Stories & Articles

Hatred of men is being normalised

Vanessa de Largie | The Spectator | January 21, 2019

It’s always a joy to read the wonderfully inclusive coverage in The Saturday Age — except when it isn’t.

This weekend, Age readers were met with a piece about the flower tram from Bourke Street to Bundoora in tribute to slain Israeli student, Aiia Maasarwe.

Except, at the centre of the “community coming together” coverage on the Age website main landing page on Saturday morning was an image which focussed on a woman standing behind a yellow shopping trolley with a sign stuck to the front, that read: “Man free tram zone”.
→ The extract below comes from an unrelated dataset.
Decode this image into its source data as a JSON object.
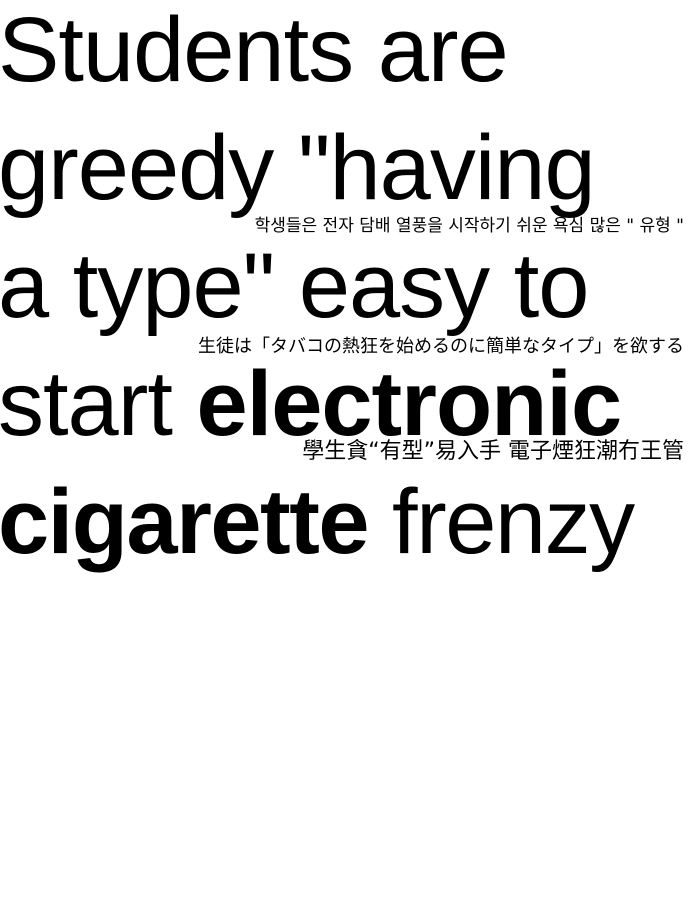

Is The Age blissfully ignorant to the contradiction?

Are men no longer considered to be part of the community?

Do males no longer have the right to grieve and pay their respects to a raped and murdered woman?

Should all Melbourne men pay the price for a crime that one man allegedly committed?

Should we ban men from catching trams and standing on tram stops?

Should tram drivers (who are largely male) be given the arse too – or be sacked to meet gender quotas?

One could argue that a tasteless poster on a shopping trolley doesn’t matter in the scheme of things.  But the fact is – it matters a lot.

Casual racism and discrimination enter our societal consciousness superficially at first. And casual misandry enters the same way.

But before you know it, ‘little microaggressions’ become normalised and acceptable. A tasteless poster on a shopping trolley one minute.  A billboard selling the hatred of men, the next.